The relationship, however, soon ended. The triumvirate that had reigned at the Residencia de Estudiantes (Dalí, Lorca and Buñuel) fell apart. Buñuel reproached the poet for his “false” surrealism and Dalí attacked him for the Ballads: “Your poetry is linked by feet and arms to the old poetry […]. Your poetry moves as a result of the illustration of the most stereotyped and conformist common places”. The definitive estrangement came in 1929 after the release of An Andalusian Dog, the film shot by Buñuel in collaboration with Dalí. The Aragonese director attributed the following phrase to Lorca: “Buñuel has made a little piece of shit called An Andalusian Dog and that dog is me”. Lorca, angered by the treatment of his friends and deeply affected by the sentimental rupture with the sculptor Emilio Aladrén, decides to travel to New York on the advice of Fernando de los Ríos.
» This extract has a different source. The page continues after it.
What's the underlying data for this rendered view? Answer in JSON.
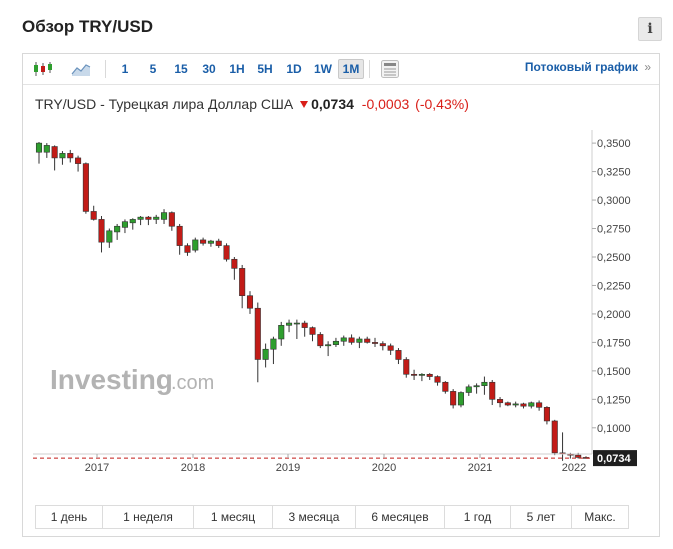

From left to right, Salvador Dalí, Federico García Lorca and Pepín Bello.

In 1929, Dalí visited Paris again and came into contact with the Surrealists. From the 1930s onwards, he exhibited in Paris and the United States. He met Gala, then the wife of Paul Eluard, whom he married in 1934. Dalí thought he had already achieved the style that would define him artistically and was integrated into surrealism. But when he exhibited at the Salon des Indépendants at the Grand Palais in Paris in 1934, he did not take into account that the other Surrealists had decided not to participate, which aroused the anger of André Breton, who demanded his expulsion from the group. Dalí had decided that Surrealism did not imply a left-wing political position. In fact, after the Civil War he openly supported Franco, who thanked him for his contribution to “cleansing Spain of destructive forces”.
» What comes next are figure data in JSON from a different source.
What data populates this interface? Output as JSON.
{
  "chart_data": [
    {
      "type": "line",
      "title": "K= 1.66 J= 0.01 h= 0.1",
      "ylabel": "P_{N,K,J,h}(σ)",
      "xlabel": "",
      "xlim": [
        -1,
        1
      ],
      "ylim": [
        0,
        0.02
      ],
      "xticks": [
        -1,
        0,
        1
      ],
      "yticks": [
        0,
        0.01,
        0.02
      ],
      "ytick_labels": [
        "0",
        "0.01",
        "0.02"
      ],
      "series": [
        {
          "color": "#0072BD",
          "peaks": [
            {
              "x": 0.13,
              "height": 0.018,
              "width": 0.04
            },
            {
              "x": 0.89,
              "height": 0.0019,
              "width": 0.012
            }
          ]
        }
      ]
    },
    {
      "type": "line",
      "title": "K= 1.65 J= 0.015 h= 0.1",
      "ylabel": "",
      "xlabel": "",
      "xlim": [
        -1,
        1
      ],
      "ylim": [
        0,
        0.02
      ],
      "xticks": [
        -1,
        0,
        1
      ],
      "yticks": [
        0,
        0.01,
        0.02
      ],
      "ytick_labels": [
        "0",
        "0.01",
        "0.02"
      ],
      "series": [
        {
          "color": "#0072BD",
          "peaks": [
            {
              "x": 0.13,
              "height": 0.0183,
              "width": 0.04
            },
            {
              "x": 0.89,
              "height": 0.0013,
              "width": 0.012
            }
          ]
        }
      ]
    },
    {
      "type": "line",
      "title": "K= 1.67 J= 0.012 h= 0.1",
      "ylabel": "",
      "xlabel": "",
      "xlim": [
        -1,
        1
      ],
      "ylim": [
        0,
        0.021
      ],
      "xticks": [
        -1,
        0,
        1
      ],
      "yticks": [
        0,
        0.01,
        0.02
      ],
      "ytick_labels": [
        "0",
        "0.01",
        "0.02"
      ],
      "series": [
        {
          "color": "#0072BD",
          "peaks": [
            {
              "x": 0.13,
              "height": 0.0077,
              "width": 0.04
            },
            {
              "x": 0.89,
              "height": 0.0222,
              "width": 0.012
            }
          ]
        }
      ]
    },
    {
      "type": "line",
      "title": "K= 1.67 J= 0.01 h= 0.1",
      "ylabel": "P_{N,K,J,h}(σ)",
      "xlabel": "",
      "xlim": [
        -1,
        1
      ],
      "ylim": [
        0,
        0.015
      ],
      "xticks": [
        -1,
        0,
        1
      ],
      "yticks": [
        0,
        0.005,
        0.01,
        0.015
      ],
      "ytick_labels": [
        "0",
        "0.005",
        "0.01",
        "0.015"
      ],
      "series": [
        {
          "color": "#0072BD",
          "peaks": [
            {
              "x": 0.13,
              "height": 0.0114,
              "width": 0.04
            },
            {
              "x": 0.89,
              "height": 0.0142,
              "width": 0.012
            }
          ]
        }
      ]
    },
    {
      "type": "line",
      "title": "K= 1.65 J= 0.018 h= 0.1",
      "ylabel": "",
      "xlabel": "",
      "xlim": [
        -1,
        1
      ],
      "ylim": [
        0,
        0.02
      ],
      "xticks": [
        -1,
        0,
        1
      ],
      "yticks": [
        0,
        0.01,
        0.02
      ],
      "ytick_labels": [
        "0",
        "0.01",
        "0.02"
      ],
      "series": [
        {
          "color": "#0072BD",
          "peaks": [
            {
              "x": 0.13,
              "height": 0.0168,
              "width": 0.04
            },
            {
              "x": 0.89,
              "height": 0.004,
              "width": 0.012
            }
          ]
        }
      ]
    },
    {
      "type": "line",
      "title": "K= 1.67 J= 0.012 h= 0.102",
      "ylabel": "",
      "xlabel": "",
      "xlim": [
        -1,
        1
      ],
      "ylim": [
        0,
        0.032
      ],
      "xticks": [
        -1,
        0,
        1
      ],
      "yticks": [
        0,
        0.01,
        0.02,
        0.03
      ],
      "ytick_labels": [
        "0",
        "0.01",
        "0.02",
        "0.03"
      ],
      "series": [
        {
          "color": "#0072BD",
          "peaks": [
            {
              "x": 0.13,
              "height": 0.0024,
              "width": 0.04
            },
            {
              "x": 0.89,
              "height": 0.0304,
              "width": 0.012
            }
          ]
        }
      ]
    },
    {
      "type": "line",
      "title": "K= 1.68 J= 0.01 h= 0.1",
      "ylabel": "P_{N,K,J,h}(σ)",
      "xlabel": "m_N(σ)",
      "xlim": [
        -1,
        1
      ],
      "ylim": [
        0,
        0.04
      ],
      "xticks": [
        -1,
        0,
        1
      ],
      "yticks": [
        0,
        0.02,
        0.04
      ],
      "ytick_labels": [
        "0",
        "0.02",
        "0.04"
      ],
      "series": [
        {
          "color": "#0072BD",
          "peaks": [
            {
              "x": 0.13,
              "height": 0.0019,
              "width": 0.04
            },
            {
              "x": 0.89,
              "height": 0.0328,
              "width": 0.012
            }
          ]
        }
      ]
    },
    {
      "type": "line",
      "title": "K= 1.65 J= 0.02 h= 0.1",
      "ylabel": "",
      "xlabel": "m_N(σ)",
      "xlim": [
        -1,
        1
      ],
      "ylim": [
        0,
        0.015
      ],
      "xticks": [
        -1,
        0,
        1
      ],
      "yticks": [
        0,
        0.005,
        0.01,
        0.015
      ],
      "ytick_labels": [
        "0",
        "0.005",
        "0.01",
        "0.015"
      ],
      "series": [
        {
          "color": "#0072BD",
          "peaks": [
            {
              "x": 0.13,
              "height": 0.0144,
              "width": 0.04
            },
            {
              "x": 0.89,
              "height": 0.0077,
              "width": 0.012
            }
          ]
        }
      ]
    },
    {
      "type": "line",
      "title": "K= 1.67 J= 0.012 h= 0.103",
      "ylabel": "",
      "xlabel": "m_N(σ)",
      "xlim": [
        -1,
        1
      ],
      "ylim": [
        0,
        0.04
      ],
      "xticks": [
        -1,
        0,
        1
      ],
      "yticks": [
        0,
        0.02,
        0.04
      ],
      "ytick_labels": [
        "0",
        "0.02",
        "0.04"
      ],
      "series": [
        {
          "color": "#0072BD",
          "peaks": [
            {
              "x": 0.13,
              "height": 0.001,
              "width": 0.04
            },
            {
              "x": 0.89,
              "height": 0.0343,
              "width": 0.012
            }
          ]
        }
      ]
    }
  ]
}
In 1940, he and Gala moved to the United States. He began to design jewelery and collaborated on librettos, sets and costumes for various ballets. It was a golden age tainted by economic interest: avida dollars, that is, thirsty for money, as Breton nicknamed him, interpolating the letters of his first and last names. This is the period in which he collaborated for Hollywood and his international fame and prestige reached the highest levels, at the same time as he became conceited and fatuous. He consumes style and epochs: he moves from mysticism to science and holography. In 1974, he opened the Dalí Theater-Museum in Cadaqués.

He died in Figueres on January 23, 1989.